2888. Management of Screening-Detected Radial Scars in the Era of Digital Breast Tomosynthesis
Authors * Denotes Presenting Author
  1. Claire Crowley *; Harvard Medical School; Massachusetts General Hospital
  2. Manisha Bahl; Harvard Medical School; Massachusetts General Hospital
Radial scars are more frequently detected on digital breast tomosynthesis (DBT) than digital 2D mammography (DM), which has led to questions regarding appropriate management of radial scars in the current era of DBT. Previous studies about radial scars were performed in the era of DM and reported upgrade rates of mixed radial scars (associated with other high-risk pathology on biopsy), not “pure” radial scars. The purpose of this study is to determine the pathologic upgrade rates of pure and mixed radial scars detected on screening DBT and to identify mammographic features that may contribute to the risk of upgrade.

Materials and Methods:
In this Institutional Review Board-approved and Health Insurance Portability and Accountability Act-compliant study, medical records were reviewed of consecutive women who presented for screening DBT from January 1, 2013, to June 30, 2020, and were subsequently diagnosed with a radial scar by image-guided core needle biopsy. Included patients underwent surgical excision or had at least two years of imaging follow-up. Medical records were reviewed for imaging features, biopsy pathology results, and surgical pathology results. Upgrade rates of pure versus mixed radial scars were compared using the Pearson’s chi-squared test.

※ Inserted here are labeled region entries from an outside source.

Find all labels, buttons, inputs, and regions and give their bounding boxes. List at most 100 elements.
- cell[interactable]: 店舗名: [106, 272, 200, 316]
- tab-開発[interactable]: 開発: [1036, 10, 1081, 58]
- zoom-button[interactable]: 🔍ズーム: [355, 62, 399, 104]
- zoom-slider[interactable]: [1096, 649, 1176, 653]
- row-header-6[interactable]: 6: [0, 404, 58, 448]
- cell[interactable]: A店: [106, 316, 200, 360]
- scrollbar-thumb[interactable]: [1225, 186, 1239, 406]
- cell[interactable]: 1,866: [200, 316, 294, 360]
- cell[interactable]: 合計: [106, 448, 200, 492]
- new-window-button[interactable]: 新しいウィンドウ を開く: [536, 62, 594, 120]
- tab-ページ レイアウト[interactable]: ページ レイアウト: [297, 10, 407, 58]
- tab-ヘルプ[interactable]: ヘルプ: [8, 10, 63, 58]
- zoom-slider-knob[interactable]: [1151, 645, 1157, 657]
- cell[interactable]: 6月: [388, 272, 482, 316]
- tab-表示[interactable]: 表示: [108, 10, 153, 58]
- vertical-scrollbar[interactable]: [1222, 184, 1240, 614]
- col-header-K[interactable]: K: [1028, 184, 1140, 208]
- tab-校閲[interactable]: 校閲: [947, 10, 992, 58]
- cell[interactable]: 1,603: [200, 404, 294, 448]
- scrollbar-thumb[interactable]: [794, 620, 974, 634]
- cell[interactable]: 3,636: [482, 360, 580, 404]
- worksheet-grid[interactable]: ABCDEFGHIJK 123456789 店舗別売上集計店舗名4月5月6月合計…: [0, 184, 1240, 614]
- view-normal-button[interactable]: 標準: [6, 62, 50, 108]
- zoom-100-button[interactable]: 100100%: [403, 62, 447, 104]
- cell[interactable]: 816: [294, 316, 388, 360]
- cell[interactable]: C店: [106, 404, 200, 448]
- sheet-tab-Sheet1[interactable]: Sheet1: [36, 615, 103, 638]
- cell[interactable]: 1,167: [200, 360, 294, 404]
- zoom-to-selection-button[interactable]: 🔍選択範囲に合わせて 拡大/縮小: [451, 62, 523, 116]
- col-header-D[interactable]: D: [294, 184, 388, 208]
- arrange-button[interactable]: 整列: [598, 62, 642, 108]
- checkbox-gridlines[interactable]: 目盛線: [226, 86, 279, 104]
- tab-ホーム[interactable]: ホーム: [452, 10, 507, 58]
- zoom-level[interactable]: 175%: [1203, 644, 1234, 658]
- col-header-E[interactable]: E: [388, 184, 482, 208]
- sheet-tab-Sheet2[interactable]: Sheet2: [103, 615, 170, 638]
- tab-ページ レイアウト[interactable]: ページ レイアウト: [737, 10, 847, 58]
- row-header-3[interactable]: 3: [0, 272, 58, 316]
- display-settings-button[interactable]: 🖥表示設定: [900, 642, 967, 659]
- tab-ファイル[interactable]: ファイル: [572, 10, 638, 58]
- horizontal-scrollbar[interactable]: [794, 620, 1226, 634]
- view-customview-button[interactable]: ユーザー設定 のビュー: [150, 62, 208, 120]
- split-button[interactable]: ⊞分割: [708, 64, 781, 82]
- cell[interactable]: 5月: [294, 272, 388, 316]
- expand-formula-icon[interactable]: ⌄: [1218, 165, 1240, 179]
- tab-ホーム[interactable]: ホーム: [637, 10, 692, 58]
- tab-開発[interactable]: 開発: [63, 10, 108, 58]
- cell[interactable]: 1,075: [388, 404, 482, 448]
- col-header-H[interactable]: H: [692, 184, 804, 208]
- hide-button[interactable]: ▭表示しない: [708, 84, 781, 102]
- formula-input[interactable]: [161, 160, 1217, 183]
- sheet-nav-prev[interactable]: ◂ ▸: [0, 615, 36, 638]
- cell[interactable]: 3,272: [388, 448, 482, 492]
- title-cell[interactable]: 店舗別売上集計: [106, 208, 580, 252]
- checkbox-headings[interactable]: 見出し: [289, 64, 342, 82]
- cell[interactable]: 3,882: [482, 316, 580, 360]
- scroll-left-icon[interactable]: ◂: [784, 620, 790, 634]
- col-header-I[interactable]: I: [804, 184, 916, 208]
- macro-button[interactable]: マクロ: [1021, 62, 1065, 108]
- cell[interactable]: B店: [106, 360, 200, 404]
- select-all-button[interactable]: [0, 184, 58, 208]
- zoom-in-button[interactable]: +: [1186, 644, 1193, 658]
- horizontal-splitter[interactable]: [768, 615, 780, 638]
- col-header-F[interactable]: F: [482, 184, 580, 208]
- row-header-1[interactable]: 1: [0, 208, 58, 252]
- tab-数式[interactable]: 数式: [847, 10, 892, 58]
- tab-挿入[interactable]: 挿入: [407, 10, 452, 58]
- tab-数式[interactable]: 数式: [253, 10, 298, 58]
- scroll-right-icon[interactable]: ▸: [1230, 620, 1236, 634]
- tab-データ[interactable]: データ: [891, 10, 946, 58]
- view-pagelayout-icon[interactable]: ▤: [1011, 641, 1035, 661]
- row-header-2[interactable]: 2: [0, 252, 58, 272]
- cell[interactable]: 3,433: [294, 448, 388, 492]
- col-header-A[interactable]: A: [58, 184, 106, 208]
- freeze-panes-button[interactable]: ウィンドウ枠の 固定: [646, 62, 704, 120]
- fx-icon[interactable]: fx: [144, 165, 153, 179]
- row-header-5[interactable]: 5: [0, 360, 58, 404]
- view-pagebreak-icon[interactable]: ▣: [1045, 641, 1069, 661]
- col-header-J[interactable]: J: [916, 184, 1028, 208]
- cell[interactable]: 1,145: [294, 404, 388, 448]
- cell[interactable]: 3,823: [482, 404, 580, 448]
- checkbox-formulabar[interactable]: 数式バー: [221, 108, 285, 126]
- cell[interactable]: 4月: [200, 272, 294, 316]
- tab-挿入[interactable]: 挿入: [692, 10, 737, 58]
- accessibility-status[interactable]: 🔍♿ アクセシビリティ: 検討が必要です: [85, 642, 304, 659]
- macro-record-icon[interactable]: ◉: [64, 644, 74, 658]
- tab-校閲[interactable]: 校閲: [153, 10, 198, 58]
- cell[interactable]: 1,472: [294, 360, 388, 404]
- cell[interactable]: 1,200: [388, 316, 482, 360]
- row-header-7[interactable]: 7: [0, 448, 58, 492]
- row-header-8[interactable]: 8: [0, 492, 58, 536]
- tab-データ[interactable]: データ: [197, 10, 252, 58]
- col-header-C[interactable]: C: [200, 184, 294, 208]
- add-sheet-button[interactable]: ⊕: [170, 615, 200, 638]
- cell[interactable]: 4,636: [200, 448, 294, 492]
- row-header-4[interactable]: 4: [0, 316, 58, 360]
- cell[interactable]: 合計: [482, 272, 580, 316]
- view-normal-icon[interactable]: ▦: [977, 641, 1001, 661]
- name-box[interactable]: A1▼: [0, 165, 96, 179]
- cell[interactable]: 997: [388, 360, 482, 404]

Of 153 patients with screening DBT-detected radial scars, 141 patients (92.2%) underwent surgical excision (79.4%, 112/141) or had at least two years of follow-up imaging (20.6%, 29/141). These 141 patients (mean age 56 years, range 29-83 years) comprised our study cohort. The overall upgrade rate of radial scars to malignancy (ductal carcinoma in situ [DCIS] or invasive malignancy) was 4.3% (6/141). The upgrade rate of pure radial scars to malignancy was 1.7% (2/117), and the upgrade rate of radial scars associated with atypical ductal hyperplasia (ADH), lobular carcinoma in situ (LCIS), or atypical lobular hyperplasia (ALH) to malignancy was 16.7% (4/24) (p<0.001). Five radial scars (two pure and three with associated atypia) were upgraded to DCIS, while one radial scar (with associated atypia) was upgraded to invasive ductal carcinoma. The upgrade rates based on mammographic features were 8.3% (1/12) for masses, 5.3% (4/75) for architectural distortion, 5.0% (1/20) for asymmetries, and 0% (0/34) for calcifications.

The risk of upgrade of screening DBT-detected pure radial scars to malignancy is low at 1.7%. Surveillance rather than surgical excision of pure radial scars may be a reasonable option, especially in patients with screening-detected calcifications that led to the image-guided biopsy and radial scar diagnosis. These results support American Society of Breast Surgeons guidelines, which state that imaging follow-up may be reasonable for incidental radial scars detected by imaging.